I suggest calling one of the labs to see if you can test for mold in your kefir. The way to avoid mold is by keeping the oxygen OUT of the kefir and if your kefir vessel gets low with a lot of space in the vessel and is left for too long that way, mold can form. This is particularly concerning if it’s a repeat exposure issue in folks with mold sensitivity. That’s really all the info. I can offer at this time. I wish I could delve into this more and have updated testing performed -but time and money do not permit this currently.

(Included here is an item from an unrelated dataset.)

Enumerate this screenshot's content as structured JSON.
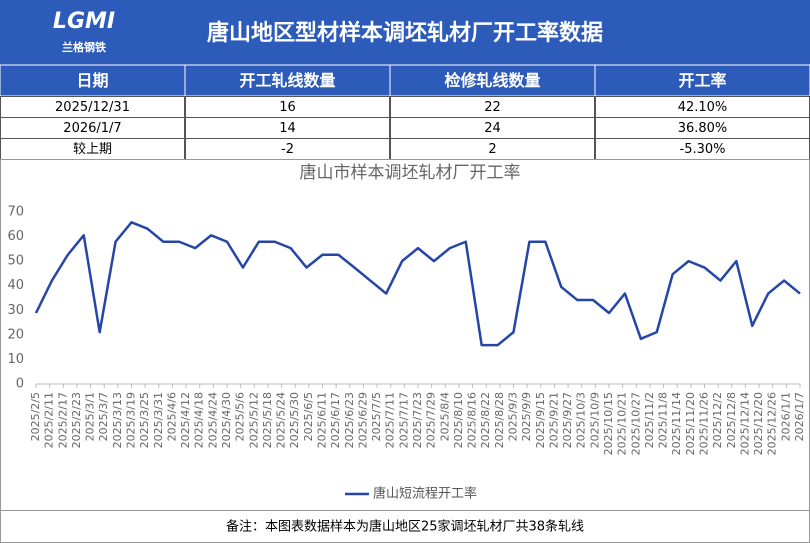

Benjamin August 7, 2015 at 9:45 am

Thanks again Lydia, if I do procure test results, would you like me to share them with you along with the context? I have both anaerobic (probiotic jar) and aerobic vessels and if I proceed with testing would attempt to control all variables other than the vessel in order to compare the desirable bacteria, yeasts and undesirable molds present in kefir made using the differing vessels. Citizen science! =)

lydia August 7, 2015 at 1:10 pm

Of course – I would absolutely love to hear how your results turn out!

Brenda December 15, 2015 at 6:57 pm

Making anaerobic fermented goats milk kefir the very first time
Completed 1st fermentation removed grains
May I use the same bottle to pour back fermented milk for a second fermentation on counter
Do I cover the bottle again with a towel?

lydia December 15, 2015 at 7:13 pm

Yep – just switch the lids.

Sergio Valadez August 14, 2016 at 11:50 am

Read through ALL of the comments and I am having trouble understanding why everyone switches from a regular anaerobic Pickl-it container for the first ferment over to a Fido jar or a Pickl-it with a stopper for the second ferment. Is this necessary or do people just not want to “waste” their regular Pickl-its since they only have a limited amount. Would I be able to ferment the second ferment with a regular anaerobic Pickl-it with the airlock (like the first ferment) or would something go wrong.

Someone mentioned that the second ferment is merely aging without fermentation; however, I do not believe this is the case as the second ferment makes the kefir more sour and therefore does in fact ferment as there are still probiotics left over from the grains (even if the grains themselves are removed). I would think that this fermentation would benefit tremendously from an anaerobic fermentation; however, I am open to being corrected.

Thanks so much ahead of time

Joanne Myrol September 22, 2016 at 12:21 am

I have been making my own kefer in a glass milk jug for over a year. I do sometimes smell a yeasty type smell. What harm does yeast do to a person if ingested?